Thoughts on the immediate future of AI and robotics, and our role within it, appear to be something of a running theme for me this week. I have already commented on Elon Musk and his thoughts on how human beings must become cyborgs in order to remain relevant, and now, my gaze is drawn to a rather fascinating exhibition in Germany, which poses a number of equally deep questions regarding our relationship with 'the machine' and whether or not we could or should trust the technology that could end up replacing us.
The “Hello, Robot” exhibition (the first at the Vitra Design Museum to focus specifically on robotics) explores the relationship between humans and the intelligent machines that increasingly feature in our lives. It asks a number of powerful questions such as; “Do you trust robots?,” “Could a robot do your job?” and “Do you believe in the death and rebirth of things?” But it appears to do so in an entertaining and approachable way. Frankly, I really want to go. The 200-plus exhibits include R2D2, an automatic manifesto generator, a smart sofa and a robot-made pavilion. The exhibits are framed by 14 questions that aim to make visitors think beyond the current conversation around robots.

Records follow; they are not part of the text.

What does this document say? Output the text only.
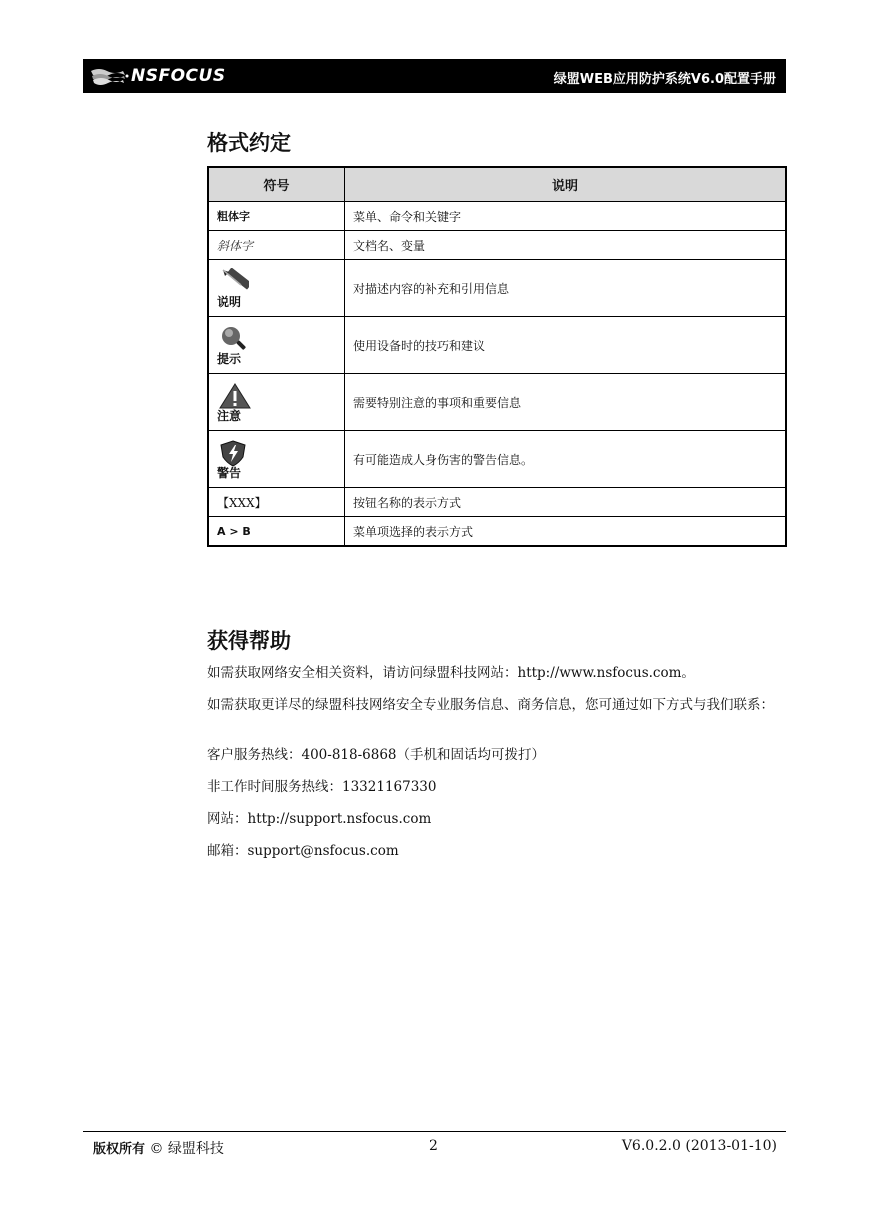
NSFOCUS	绿盟WEB应用防护系统V6.0配置手册
格式约定
符号	说明
粗体字	菜单、命令和关键字
斜体字	文档名、变量

说明	对描述内容的补充和引用信息

提示	使用设备时的技巧和建议

注意	需要特别注意的事项和重要信息

警告	有可能造成人身伤害的警告信息。
【XXX】	按钮名称的表示方式
A > B	菜单项选择的表示方式
获得帮助

如需获取网络安全相关资料，请访问绿盟科技网站：http://www.nsfocus.com。

如需获取更详尽的绿盟科技网络安全专业服务信息、商务信息，您可通过如下方式与我们联系：

客户服务热线：400-818-6868（手机和固话均可拨打）

非工作时间服务热线：13321167330

网站：http://support.nsfocus.com

邮箱：support@nsfocus.com

版权所有 © 绿盟科技	2	V6.0.2.0 (2013-01-10)
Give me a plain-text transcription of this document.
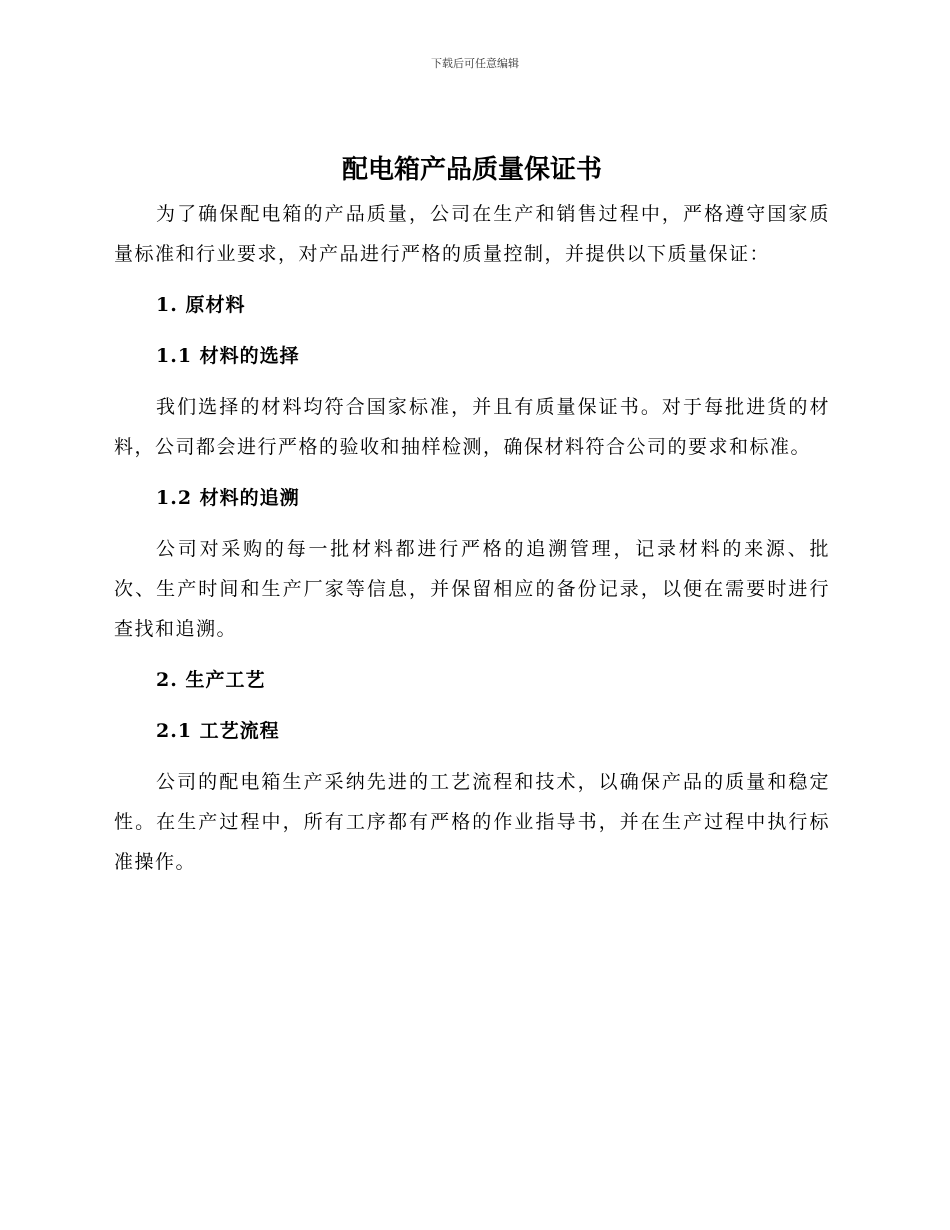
下载后可任意编辑
配电箱产品质量保证书

为了确保配电箱的产品质量，公司在生产和销售过程中，严格遵守国家质量标准和行业要求，对产品进行严格的质量控制，并提供以下质量保证：

1. 原材料
1.1 材料的选择

我们选择的材料均符合国家标准，并且有质量保证书。对于每批进货的材料，公司都会进行严格的验收和抽样检测，确保材料符合公司的要求和标准。

1.2 材料的追溯

公司对采购的每一批材料都进行严格的追溯管理，记录材料的来源、批次、生产时间和生产厂家等信息，并保留相应的备份记录，以便在需要时进行查找和追溯。

2. 生产工艺
2.1 工艺流程

公司的配电箱生产采纳先进的工艺流程和技术，以确保产品的质量和稳定性。在生产过程中，所有工序都有严格的作业指导书，并在生产过程中执行标准操作。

Exhibition curator Amelie Klein, explains: “The exhibition looks at how we interact and relate to this new species, the robot. What we're doing here is a journey. On this journey the visitor finds 14 questions, and these questions are really meant to invite dialogue and the reflection on how we want to deal with this new technology – as individuals but also as a society.”
The questions, posed on overhead signs, guide visitors through the various rooms of the exhibition. The first room of the exhibition begins on a lighter note. It' filled with representations of robots from popular culture and asks simply, “Have you ever met a robot?” Exhibits in this room include Star Wars' lovable droid, a Gundam suit from the Japanese mech franchise, Nintendo's 80s-era Robotic Operating Buddy (if anyone ever used one of these things 'back in the day' you'll know just how frustrating they were) and an installation specially commissioned from ECAL students. An adjoining room, meanwhile, contains a Pokédrone, the drone that lets users play Pokémon Go from their couches, and a Blabdroid, a cute cardboard robot that records people sharing their secrets.
Trust and care between robots and humans comes to the fore in the room asking “Do you want a robot to take care of you?” and “How do you feel about objects having feelings?” This room includes Paro, the fluffy robot seal that is used in therapy, and Carlo Ratti's Internet of Things sofa, which can be modified with an app or hand gestures. It also explores the oddly sombre new funeral ceremonies that have arisen for the already obsolete Sony robot dog, Aibo.
Another room in the exhibition, which asks “Could a robot do your job?,” looks at robotic construction, 3D printing and other industrial applications of robotics. This room includes the manifesto-writing robot arm Manifest and MX3D's 3D-printed bridge. The theme continues outside, where the University of Stuttgart's robot-made and extraordinarily lightweight Elytra Filament pavilion has been erected. The final room looks at the merging of humans and machines, asking “Do you want to become better than nature intended?” and “Would you live in a robot?” The questions posed are admittedly far too complex and open to interpretation to be fully explored by an exhibition that strives to be as entertaining as it is thought-provoking, but the very fact that such questions are being asked at-all is encouraging.
Perhaps one of the most interesting topics explored by the exhibition is the role design plays in modern robotics, and how those designs affect how we relate to these machines. Klein adds: “The role of design in robotics is to protect human values. The difference between well-meant care, patronising, control and spying are very fluid. This is really where design comes into the discussion because it's a political and design decision whether you design an object in a way that streams everything online into the cloud without you deciding as a human, or whether you make this transparent and allow the user to stream whatever he wants to be streamed. I think it's extremely important for people to realise that what we speak about when we speak about design in the 21st century is interaction and relationships.”
The Hello, Robot exhibition is on at the Vitra Design Museum in Weil am Rhein until 14 May 2017. The museum is part of the Vitra Campus, where the brand's production facilities sit among buildings like Zaha Hadid's Fire Station and Herzog & de Meuron's stacked VitraHaus. Hello, Robot will later embark on a tour, including to the MAK in Vienna and Design Museum Gent, which are presenting partners. The exhibition is accompanied by a book that has, true to form, actually been laid out by an algorithm. I doubt I'll get to visit the exhibition before May, but the book is definitely on my wish list!
Benjamin Hiorns is a freelance writer and struggling musician from Kidderminster in the UK.